“This is the place, ma’am. It doesn’t seem possible, but this is the place. I only hope Battles will be able to hold the hosses; but they don’t like it.”

“Just stand aside, keep my dress from the wheels, and mind your own business, Jacob,” said Mrs. Carter, with an imperious wave of her hand, as she rolled herself through the door of the carriage, and lighted heavily on the pavement. “If I know myself intimately you were hired to open doors, and shut your own mouth. So this is the place, is it? And a lovely place it is! Quite a rustic cottage! There, now you may open the gate!”

While she was delivering this reprimand to her servant, Mrs. Carter shook out her flounces, drew the lace shawl more jauntily over her shoulder, and swept through the gate with all the magnificence and glory of an empress about to honor some subject by her presence. Half way up the path she remembered what was due to herself, and stepped back into a flower-bed, waving Jacob forward with her hand.

The tall footman cast a look of unutterable disgust at his fellow-servant on the box, and, striding up the path, gave a pull at the humble little bell that filled the whole house with its tinkling. Mrs. Laurence came to the door, grim and gaunt, but neat in her dress, and composed in manner.

“Does Mrs. Laurence live here?” inquired the tall footman, striking his gloves together, as if the bell-handle had left offensive dust on them.

“I am Mrs.
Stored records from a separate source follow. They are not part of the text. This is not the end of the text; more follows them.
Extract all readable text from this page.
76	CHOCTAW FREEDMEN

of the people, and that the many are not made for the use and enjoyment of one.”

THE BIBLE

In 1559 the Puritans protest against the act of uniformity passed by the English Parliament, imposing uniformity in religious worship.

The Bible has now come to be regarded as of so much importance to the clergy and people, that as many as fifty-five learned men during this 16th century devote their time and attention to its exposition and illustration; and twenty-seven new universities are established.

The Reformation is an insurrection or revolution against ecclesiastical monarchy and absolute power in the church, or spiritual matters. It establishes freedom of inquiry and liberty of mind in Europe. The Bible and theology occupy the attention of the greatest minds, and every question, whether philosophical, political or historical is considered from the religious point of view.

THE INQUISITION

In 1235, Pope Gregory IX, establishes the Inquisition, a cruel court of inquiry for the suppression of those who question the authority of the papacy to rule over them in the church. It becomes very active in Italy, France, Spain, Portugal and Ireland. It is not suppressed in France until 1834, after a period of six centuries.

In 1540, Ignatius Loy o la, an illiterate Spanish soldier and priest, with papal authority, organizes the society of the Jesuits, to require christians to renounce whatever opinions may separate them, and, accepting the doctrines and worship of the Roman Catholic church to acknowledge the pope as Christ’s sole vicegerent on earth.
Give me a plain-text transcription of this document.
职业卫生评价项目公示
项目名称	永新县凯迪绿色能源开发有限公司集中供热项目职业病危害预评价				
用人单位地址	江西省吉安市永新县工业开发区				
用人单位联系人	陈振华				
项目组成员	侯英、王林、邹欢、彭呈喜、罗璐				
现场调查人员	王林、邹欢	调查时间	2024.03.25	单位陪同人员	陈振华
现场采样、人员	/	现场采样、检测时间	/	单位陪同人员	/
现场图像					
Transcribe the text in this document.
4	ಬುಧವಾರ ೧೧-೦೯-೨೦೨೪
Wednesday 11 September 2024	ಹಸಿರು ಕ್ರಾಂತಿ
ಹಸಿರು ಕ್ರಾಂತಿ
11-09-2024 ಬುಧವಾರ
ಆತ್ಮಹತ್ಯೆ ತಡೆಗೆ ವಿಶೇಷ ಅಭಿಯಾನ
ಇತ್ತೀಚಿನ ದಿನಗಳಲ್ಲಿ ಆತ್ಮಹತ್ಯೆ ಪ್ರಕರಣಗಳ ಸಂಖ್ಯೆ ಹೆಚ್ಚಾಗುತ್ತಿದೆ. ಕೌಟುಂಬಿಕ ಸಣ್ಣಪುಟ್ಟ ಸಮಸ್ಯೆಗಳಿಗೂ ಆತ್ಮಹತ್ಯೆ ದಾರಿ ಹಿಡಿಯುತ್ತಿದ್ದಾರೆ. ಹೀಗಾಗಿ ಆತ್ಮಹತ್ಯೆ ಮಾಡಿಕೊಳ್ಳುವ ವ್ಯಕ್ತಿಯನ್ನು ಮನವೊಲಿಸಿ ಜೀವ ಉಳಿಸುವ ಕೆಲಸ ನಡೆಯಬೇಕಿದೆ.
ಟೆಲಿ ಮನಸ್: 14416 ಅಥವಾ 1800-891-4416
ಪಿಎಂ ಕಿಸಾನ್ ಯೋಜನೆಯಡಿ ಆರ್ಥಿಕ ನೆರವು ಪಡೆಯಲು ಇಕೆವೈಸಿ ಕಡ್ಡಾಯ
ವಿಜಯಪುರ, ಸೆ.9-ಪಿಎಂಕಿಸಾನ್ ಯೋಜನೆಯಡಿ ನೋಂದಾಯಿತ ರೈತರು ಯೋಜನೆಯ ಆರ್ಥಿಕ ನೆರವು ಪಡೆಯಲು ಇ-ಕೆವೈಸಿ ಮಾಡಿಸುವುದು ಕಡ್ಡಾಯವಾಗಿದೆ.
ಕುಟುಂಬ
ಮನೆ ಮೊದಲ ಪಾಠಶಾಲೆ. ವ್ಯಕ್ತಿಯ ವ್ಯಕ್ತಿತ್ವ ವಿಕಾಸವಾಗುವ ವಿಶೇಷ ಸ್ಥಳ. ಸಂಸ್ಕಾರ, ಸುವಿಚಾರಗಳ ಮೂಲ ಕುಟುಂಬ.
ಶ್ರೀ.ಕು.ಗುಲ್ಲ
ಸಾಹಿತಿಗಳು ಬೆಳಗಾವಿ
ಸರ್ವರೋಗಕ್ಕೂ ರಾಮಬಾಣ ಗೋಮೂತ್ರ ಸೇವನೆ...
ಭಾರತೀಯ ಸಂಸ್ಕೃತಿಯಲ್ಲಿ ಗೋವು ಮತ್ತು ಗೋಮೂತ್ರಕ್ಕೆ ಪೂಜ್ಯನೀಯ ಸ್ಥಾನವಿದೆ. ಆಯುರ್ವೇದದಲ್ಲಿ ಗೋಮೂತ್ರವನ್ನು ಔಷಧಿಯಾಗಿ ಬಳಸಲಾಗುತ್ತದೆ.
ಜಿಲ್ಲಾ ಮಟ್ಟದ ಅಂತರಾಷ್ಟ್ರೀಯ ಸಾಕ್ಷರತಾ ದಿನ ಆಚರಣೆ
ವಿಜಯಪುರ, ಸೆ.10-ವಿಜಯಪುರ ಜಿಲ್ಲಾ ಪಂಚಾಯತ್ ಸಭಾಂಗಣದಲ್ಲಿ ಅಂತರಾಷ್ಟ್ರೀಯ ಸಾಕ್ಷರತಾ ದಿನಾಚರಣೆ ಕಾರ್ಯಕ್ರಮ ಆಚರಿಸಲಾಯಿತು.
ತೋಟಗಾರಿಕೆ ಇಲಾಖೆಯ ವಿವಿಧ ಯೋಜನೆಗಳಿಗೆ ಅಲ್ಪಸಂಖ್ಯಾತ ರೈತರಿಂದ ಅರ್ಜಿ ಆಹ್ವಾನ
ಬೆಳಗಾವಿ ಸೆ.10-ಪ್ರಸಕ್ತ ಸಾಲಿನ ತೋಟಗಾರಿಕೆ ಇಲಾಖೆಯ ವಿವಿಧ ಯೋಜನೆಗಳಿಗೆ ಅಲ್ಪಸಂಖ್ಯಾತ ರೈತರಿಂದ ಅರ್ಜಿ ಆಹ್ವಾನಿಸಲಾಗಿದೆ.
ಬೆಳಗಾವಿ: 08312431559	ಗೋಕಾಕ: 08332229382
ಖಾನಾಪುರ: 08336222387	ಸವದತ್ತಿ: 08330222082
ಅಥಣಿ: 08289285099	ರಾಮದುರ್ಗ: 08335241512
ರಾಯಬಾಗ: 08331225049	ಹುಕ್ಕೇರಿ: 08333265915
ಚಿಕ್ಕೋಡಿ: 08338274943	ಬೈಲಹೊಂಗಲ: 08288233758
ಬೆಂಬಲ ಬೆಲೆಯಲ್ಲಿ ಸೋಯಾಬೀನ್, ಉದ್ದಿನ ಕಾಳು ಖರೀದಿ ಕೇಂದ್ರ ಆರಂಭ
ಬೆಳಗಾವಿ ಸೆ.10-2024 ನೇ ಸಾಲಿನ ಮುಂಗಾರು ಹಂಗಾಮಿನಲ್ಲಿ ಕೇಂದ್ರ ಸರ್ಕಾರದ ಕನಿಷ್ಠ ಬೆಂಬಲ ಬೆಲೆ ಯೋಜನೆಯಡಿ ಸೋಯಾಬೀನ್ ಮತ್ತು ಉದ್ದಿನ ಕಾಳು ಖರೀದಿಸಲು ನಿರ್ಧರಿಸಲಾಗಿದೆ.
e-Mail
Laurence.”

“Ah, indeed! This is the lady, marum.”

Mrs. Carter came forward, smiling blandly, and holding out her straw-colored glove with an air of sublime condescension.

Mrs. Laurence took the tightly-gloved hand stiffly enough, and let it fall from her clasp without a smile. She had suffered, this poor widow, and smiles did not come easily to her face; but if cold, she was well-bred, and stood aside that her strange guest might enter the little passage-way, and pass through the open parlor-door.

“How cozy—how exquisite!” exclaimed Mrs. Carter, glancing around at the snow white muslin curtains and the neat furniture, which would have been poverty-stricken in other houses. “No wonder my dear brother was so charmed. ‘Such a contrast!’ he said, when he found me in my ‘boudoir bower chamber,’ he says, they used to call it, in old times. ‘Such a contrast,’ says he, ‘between you and them—between this and that! You with everything grand and sumptuous; they nothing but taste—pure, aesthetic taste! Their little room is a bijou!’ Just as I find it!”